The Dreamer (La Rêveuse) is an oil on panel painting of c. 1712–1717 in the Art Institute, Chicago, by the French Rococo artist Antoine Watteau. The painting is a single-figure, full-length composition that shows a seated young woman amid a landscape, dressed in somewhat an exotic attire consisting of long red gown with fur garment and white bonnet; it is a recurring subject that is also present in numerous paintings and drawings by Watteau such as The Coquettes, dit Actors of the Comédie-Française. There were attempts to identify the sitter of the painting, who was notably thought to be Watteau's contemporary, the Comédie-Française actress Charlotte Desmares.

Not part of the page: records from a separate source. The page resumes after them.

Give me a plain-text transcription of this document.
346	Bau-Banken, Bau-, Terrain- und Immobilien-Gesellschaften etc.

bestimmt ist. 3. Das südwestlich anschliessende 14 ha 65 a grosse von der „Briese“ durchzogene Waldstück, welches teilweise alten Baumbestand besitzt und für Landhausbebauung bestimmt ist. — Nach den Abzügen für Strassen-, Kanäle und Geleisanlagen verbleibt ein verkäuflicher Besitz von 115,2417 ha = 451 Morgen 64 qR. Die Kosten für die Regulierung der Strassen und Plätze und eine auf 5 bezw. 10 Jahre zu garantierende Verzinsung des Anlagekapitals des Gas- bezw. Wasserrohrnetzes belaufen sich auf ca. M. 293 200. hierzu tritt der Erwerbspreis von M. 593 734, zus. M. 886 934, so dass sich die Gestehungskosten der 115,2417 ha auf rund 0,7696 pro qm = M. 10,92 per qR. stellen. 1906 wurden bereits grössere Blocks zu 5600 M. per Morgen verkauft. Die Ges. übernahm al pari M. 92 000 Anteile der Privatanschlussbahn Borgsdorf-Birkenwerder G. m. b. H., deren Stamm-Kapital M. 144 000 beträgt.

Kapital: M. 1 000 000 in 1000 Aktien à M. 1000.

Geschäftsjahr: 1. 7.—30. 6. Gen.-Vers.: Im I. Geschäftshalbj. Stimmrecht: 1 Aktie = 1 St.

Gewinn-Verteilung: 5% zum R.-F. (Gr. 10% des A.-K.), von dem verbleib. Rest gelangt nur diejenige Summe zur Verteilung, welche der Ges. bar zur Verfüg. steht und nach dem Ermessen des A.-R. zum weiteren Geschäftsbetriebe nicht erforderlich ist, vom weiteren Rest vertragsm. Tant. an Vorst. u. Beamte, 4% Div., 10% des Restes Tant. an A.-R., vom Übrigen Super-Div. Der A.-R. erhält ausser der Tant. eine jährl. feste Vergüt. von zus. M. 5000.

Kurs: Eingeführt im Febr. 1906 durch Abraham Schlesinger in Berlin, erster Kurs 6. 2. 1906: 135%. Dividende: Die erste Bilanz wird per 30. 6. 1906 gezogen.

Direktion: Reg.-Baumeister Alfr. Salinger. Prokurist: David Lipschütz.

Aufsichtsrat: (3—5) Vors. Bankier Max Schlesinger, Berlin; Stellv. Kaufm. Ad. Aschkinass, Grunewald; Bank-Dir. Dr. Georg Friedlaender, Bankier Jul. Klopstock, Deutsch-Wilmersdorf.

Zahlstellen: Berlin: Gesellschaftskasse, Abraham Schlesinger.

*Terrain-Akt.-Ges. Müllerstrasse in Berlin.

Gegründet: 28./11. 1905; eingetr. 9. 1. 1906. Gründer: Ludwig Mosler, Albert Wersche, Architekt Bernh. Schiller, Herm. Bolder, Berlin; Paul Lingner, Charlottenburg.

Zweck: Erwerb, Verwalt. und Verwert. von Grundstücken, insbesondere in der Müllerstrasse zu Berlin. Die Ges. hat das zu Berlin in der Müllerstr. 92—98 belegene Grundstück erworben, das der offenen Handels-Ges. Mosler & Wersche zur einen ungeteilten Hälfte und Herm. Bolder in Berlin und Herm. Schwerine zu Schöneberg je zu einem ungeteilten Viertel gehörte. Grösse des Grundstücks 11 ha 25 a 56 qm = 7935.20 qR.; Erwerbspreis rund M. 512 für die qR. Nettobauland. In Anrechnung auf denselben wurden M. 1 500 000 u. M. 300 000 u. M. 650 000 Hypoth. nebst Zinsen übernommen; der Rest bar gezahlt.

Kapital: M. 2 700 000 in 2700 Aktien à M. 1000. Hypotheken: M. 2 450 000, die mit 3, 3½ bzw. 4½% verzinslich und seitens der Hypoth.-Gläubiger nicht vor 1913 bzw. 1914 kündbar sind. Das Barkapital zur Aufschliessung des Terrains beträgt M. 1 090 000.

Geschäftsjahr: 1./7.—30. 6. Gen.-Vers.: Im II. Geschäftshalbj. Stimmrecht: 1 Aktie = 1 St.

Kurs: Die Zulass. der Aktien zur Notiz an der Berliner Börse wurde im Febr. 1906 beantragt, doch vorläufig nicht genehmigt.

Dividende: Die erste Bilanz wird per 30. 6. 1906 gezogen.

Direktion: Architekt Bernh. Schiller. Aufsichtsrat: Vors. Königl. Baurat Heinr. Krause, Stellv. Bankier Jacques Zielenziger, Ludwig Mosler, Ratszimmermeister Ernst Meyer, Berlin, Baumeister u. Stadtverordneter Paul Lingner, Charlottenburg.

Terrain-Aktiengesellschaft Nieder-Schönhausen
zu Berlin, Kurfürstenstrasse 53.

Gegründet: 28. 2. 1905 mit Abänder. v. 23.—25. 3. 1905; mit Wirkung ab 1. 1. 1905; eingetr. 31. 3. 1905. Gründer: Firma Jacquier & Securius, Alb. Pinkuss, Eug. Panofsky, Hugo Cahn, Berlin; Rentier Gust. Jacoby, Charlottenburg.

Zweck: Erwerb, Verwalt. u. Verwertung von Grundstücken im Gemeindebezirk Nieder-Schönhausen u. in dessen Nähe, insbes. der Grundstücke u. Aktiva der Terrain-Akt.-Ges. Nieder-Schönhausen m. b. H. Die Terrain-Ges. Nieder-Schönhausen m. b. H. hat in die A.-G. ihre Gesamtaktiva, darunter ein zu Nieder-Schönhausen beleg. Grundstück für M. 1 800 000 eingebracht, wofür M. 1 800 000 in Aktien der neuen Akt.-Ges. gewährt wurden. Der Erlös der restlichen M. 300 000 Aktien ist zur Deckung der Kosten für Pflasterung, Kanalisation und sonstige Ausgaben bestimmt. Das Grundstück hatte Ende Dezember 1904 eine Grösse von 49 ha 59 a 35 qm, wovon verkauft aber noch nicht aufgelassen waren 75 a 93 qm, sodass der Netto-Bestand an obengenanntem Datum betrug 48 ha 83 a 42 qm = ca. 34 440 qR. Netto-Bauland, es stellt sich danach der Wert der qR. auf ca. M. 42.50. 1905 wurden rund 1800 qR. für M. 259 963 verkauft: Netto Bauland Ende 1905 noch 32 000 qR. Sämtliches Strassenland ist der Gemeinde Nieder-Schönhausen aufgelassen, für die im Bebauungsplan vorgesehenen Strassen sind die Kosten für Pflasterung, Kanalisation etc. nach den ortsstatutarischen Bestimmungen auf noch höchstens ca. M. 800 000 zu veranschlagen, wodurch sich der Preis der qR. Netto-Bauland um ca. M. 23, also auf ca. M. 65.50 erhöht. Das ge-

In the early 18th century, The Dreamer belonged to the Abbé Pierre-Maurice Haranger, canon at the Saint-Germain l'Auxerrois who was one of Watteau's closest friends. During two centuries, the painting passed through various private collections, until coming into possession of the art dealer and connoisseur Georges Wildenstein, who sold it to the Art Institute of Chicago in 1960.

==Exhibition history==

List of major exhibitions featuring the work
| Year | Title | Location | Cat. no. |
| 1874 | Ouvrages de peinture exposés au profit de la colonisation de l’Algérie par les Alsaciens-Lorrains au Palais de la Présidence ou Corps législatif… | Société de protection des alsaciens et lorrains demeurés français, Paris | 526 |
| 1883–1884 | L’Art du XVIIIe siècle | Galerie Georges Petit, Paris | 145 |
| 1943 | Fashion in Headdress 1450 - 1943 | Wildenstein & Company Building, New York City | 36 |
| 1956 | De Watteau a Prud’hon | Gazette des Beaux-Arts, Paris | 95 |
| 1959 | Age of Elegance: The Rococo and its Effect | Museum of Art, Baltimore | 35 |
| 1975 | The Age of Louis XV: French Painting 1710-1774 | Museum of Art, Toledo | 120 |
| 1976 | Selected Works of 18th Century French Art in the Collections of the Art Institute of Chicago | Art Institute, Chicago | 2 |
| 1984–1985 | Watteau 1684–1721 | National Gallery of Art, Washington, D.C.; Galeries nationales du Grand Palais, Paris; Charlottenburg Palace, Berlin | P. 26 |
General references: Grasselli, Rosenberg & Parmantier 1984, p. 306, Wise & Warner 1996, p. 170.